On arriving in Argos, he found that its citadel, Larisa (Argos), was manned, and that the Ottoman fleet, with which he had planned to rendezvous with at Nafplion, was actually at Patras. What he should have done was to have fallen back immediately to Corinth, from where he could have drawn supplies from Patras. Instead, he launched an attack on the citadel. The Greeks, under Demetrios Ypsilantis, held out for twelve days, waging a resolute defense before lack of water forced them to sneak out past the Ottoman lines in the middle of the night. Gordon recounted when faced with the demand for surrender: “Prince Demetrius received the bearers of this proposal with apparent indifference, regaled them out of the small stock of luxuries reserved for his own table and declared his resolution to hold out for six months.” On the night of 3 August 1822, faced with no water, Ypsilantis led his men out of the Argos citadel. By this point, Dramali's army had no more cattle, the burned grain fields supplied no subsistence, and the summer of 1822 was an especially hot summer (making water a scarce commodity). The plain south of Argos was a land of ditches, interconnected water lanes and vineyards, which hindered the Ottoman cavalry, but was the perfect terrain for Greek snipers, who soon started to take a regular toll on the Ottoman forces. However, while Dramali was preoccupied with Larissa, the Greeks rallied their forces.

Already the Peloponnesian Senate had stepped into the place vacated by the central government. Military leaders like Theodoros Kolokotronis and Petrobey Mavromichalis called for volunteers, who came flocking in, along with the kapetanei and the primates.
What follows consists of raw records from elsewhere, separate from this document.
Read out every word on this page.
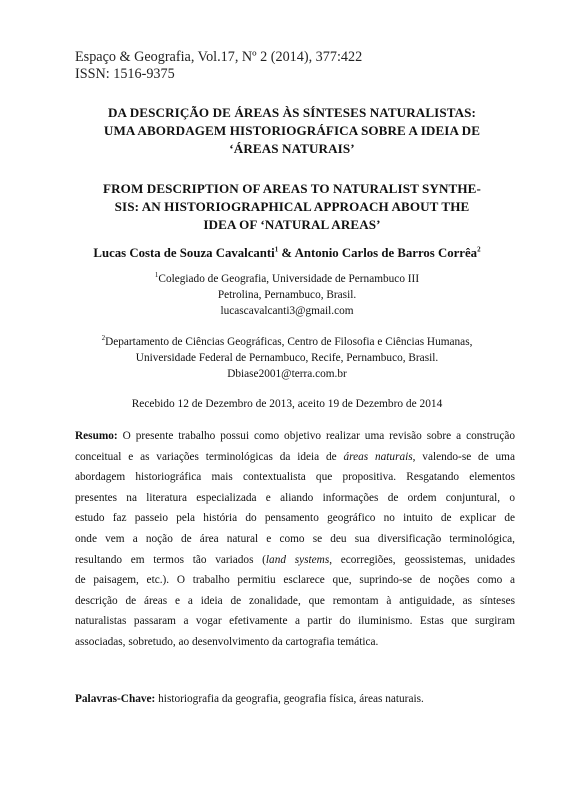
Espaço & Geografia, Vol.17, Nº 2 (2014), 377:422
ISSN: 1516-9375
DA DESCRIÇÃO DE ÁREAS ÀS SÍNTESES NATURALISTAS:
UMA ABORDAGEM HISTORIOGRÁFICA SOBRE A IDEIA DE
‘ÁREAS NATURAIS’
FROM DESCRIPTION OF AREAS TO NATURALIST SYNTHE-
SIS: AN HISTORIOGRAPHICAL APPROACH ABOUT THE
IDEA OF ‘NATURAL AREAS’
Lucas Costa de Souza Cavalcanti$^1$ & Antonio Carlos de Barros Corrêa$^2$
$^1$Colegiado de Geografia, Universidade de Pernambuco III
Petrolina, Pernambuco, Brasil.
lucascavalcanti3@gmail.com
$^2$Departamento de Ciências Geográficas, Centro de Filosofia e Ciências Humanas,
Universidade Federal de Pernambuco, Recife, Pernambuco, Brasil.
Dbiase2001@terra.com.br
Recebido 12 de Dezembro de 2013, aceito 19 de Dezembro de 2014
Resumo: O presente trabalho possui como objetivo realizar uma revisão sobre a construção
conceitual e as variações terminológicas da ideia de áreas naturais, valendo-se de uma
abordagem historiográfica mais contextualista que propositiva. Resgatando elementos
presentes na literatura especializada e aliando informações de ordem conjuntural, o
estudo faz passeio pela história do pensamento geográfico no intuito de explicar de
onde vem a noção de área natural e como se deu sua diversificação terminológica,
resultando em termos tão variados (land systems, ecorregiões, geossistemas, unidades
de paisagem, etc.). O trabalho permitiu esclarece que, suprindo-se de noções como a
descrição de áreas e a ideia de zonalidade, que remontam à antiguidade, as sínteses
naturalistas passaram a vogar efetivamente a partir do iluminismo. Estas que surgiram
associadas, sobretudo, ao desenvolvimento da cartografia temática.
Palavras-Chave: historiografia da geografia, geografia física, áreas naturais.
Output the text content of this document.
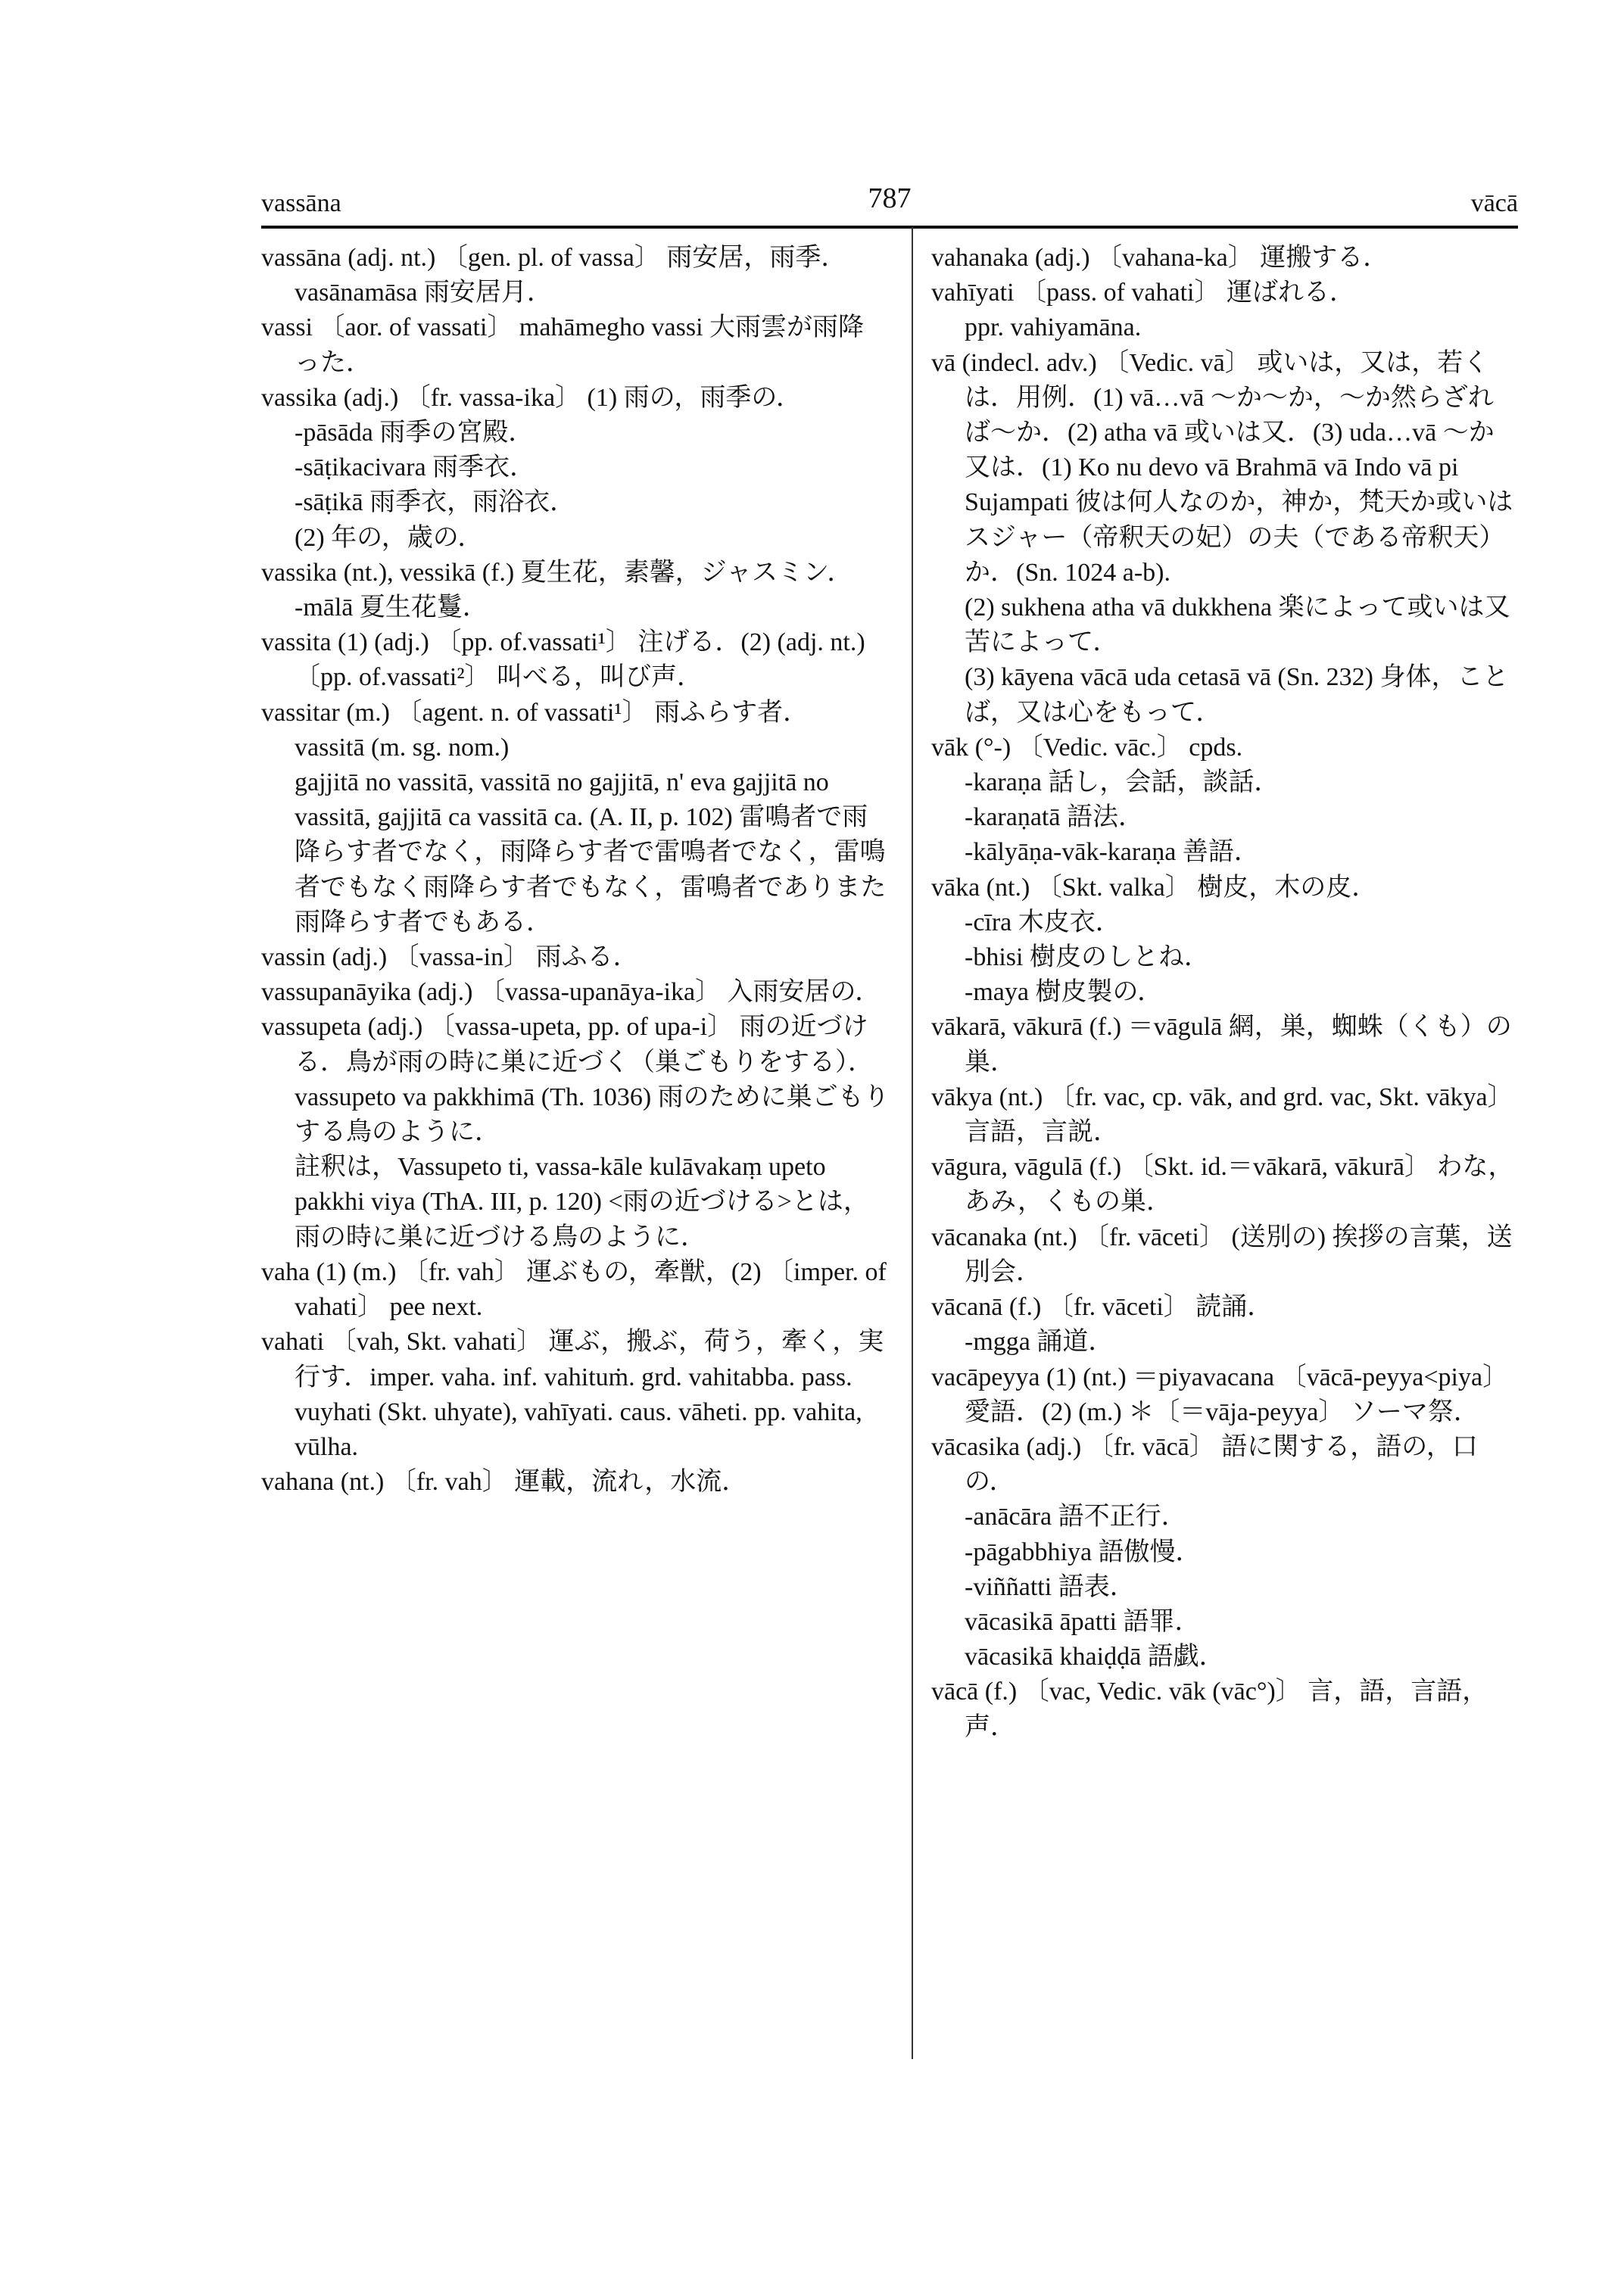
vassāna	787	vācā

vassāna (adj. nt.) 〔gen. pl. of vassa〕 雨安居，雨季．vasānamāsa 雨安居月．

vassi 〔aor. of vassati〕 mahāmegho vassi 大雨雲が雨降った．

vassika (adj.) 〔fr. vassa-ika〕 (1) 雨の，雨季の．

-pāsāda 雨季の宮殿．

-sāṭikacivara 雨季衣．

-sāṭikā 雨季衣，雨浴衣．

(2) 年の，歳の．

vassika (nt.), vessikā (f.) 夏生花，素馨，ジャスミン．

-mālā 夏生花鬘．

vassita (1) (adj.) 〔pp. of.vassati¹〕 注げる．(2) (adj. nt.) 〔pp. of.vassati²〕 叫べる，叫び声．

vassitar (m.) 〔agent. n. of vassati¹〕 雨ふらす者．

vassitā (m. sg. nom.)

gajjitā no vassitā, vassitā no gajjitā, n' eva gajjitā no vassitā, gajjitā ca vassitā ca. (A. II, p. 102) 雷鳴者で雨降らす者でなく，雨降らす者で雷鳴者でなく，雷鳴者でもなく雨降らす者でもなく，雷鳴者でありまた雨降らす者でもある．

vassin (adj.) 〔vassa-in〕 雨ふる．

vassupanāyika (adj.) 〔vassa-upanāya-ika〕 入雨安居の．

vassupeta (adj.) 〔vassa-upeta, pp. of upa-i〕 雨の近づける．鳥が雨の時に巣に近づく（巣ごもりをする）．

vassupeto va pakkhimā (Th. 1036) 雨のために巣ごもりする鳥のように．

註釈は，Vassupeto ti, vassa-kāle kulāvakaṃ upeto pakkhi viya (ThA. III, p. 120) <雨の近づける>とは，雨の時に巣に近づける鳥のように．

vaha (1) (m.) 〔fr. vah〕 運ぶもの，牽獣，(2) 〔imper. of vahati〕 pee next.

vahati 〔vah, Skt. vahati〕 運ぶ，搬ぶ，荷う，牽く，実行す．imper. vaha. inf. vahituṁ. grd. vahitabba. pass. vuyhati (Skt. uhyate), vahīyati. caus. vāheti. pp. vahita, vūlha.

vahana (nt.) 〔fr. vah〕 運載，流れ，水流．

vahanaka (adj.) 〔vahana-ka〕 運搬する．

vahīyati 〔pass. of vahati〕 運ばれる．

ppr. vahiyamāna.

vā (indecl. adv.) 〔Vedic. vā〕 或いは，又は，若くは．用例．(1) vā…vā ～か～か，～か然らざれば～か．(2) atha vā 或いは又．(3) uda…vā ～か又は．(1) Ko nu devo vā Brahmā vā Indo vā pi Sujampati 彼は何人なのか，神か，梵天か或いはスジャー（帝釈天の妃）の夫（である帝釈天）か．(Sn. 1024 a-b).

(2) sukhena atha vā dukkhena 楽によって或いは又苦によって．

(3) kāyena vācā uda cetasā vā (Sn. 232) 身体，ことば，又は心をもって．

vāk (°-) 〔Vedic. vāc.〕 cpds.

-karaṇa 話し，会話，談話．

-karaṇatā 語法．

-kālyāṇa-vāk-karaṇa 善語．

vāka (nt.) 〔Skt. valka〕 樹皮，木の皮．

-cīra 木皮衣．

-bhisi 樹皮のしとね．

-maya 樹皮製の．

vākarā, vākurā (f.) ＝vāgulā 網，巣，蜘蛛（くも）の巣．

vākya (nt.) 〔fr. vac, cp. vāk, and grd. vac, Skt. vākya〕 言語，言説．

vāgura, vāgulā (f.) 〔Skt. id.＝vākarā, vākurā〕 わな，あみ，くもの巣．

vācanaka (nt.) 〔fr. vāceti〕 (送別の) 挨拶の言葉，送別会．

vācanā (f.) 〔fr. vāceti〕 読誦．

-mgga 誦道．

vacāpeyya (1) (nt.) ＝piyavacana 〔vācā-peyya<piya〕 愛語．(2) (m.) ＊〔＝vāja-peyya〕 ソーマ祭．

vācasika (adj.) 〔fr. vācā〕 語に関する，語の，口の．

-anācāra 語不正行．

-pāgabbhiya 語傲慢．

-viññatti 語表．

vācasikā āpatti 語罪．

vācasikā khaiḍḍā 語戯．

vācā (f.) 〔vac, Vedic. vāk (vāc°)〕 言，語，言語，声．
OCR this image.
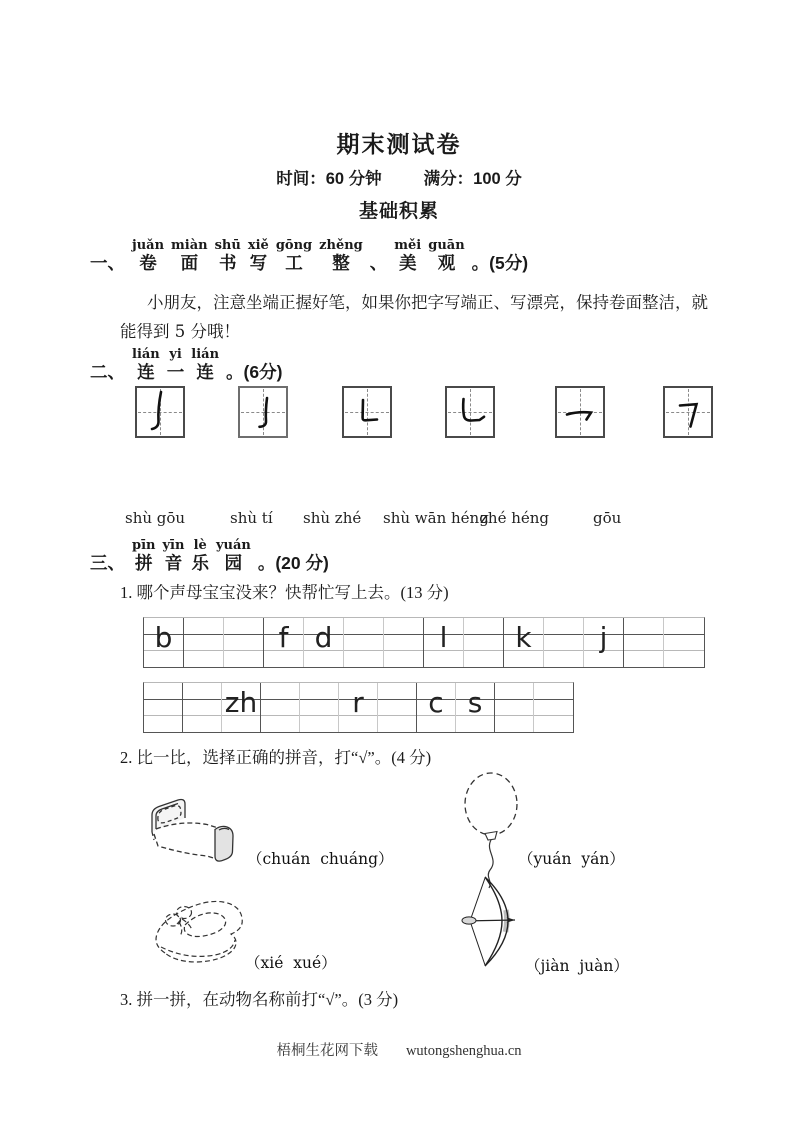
期末测试卷
时间：60 分钟	满分：100 分
基础积累
一、
juǎn
卷
miàn
面
shū
书
xiě
写
gōng
工
zhěng
整 、
měi
美
guān
观 。(5分)
小朋友，注意坐端正握好笔，如果你把字写端正、写漂亮，保持卷面整洁，就
能得到 5 分哦！
二、
lián
连
yi
一
lián
连 。(6分)
shù gōu	shù tí shù zhé shù wān héng
zhé héng	gōu
三、
pīn
拼
yīn
音
lè
乐
yuán
园 。(20 分)
1. 哪个声母宝宝没来？快帮忙写上去。(13 分)
b	f d	l	k	j
zh	r	c s
2. 比一比，选择正确的拼音，打“√”。(4 分)
（chuán  chuáng）	（yuán  yán）
（xié  xué）	（jiàn  juàn）
3. 拼一拼，在动物名称前打“√”。(3 分)
梧桐生花网下载 wutongshenghua.cn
Five thousand troops assembled at the fortified Mills of Lerna; others assembled at points on the marshy banks of the river Erasinos; and daily, the Greeks skirmished with the Ottomans as they attempted to find water and fodder for their horses and baggage animals. Other Greek bands infiltrated the mountains which overlook the plains of Argos. On the hills extending from Lerna to the Dervenaki, Kolokotronis, who had been appointed archistratigos (commander-in-chief), concentrated no less than 8,000 men. Around Agionori there were 2,000 troops under Ypsilantis, Nikitaras and Papaflessas. Towards Nafplion, large forces were assembled under Nikolaos Stamatelopoulos, the brother of Nikitaras, and these were joined by Arvanites from Kranidi, Poros and Kastri.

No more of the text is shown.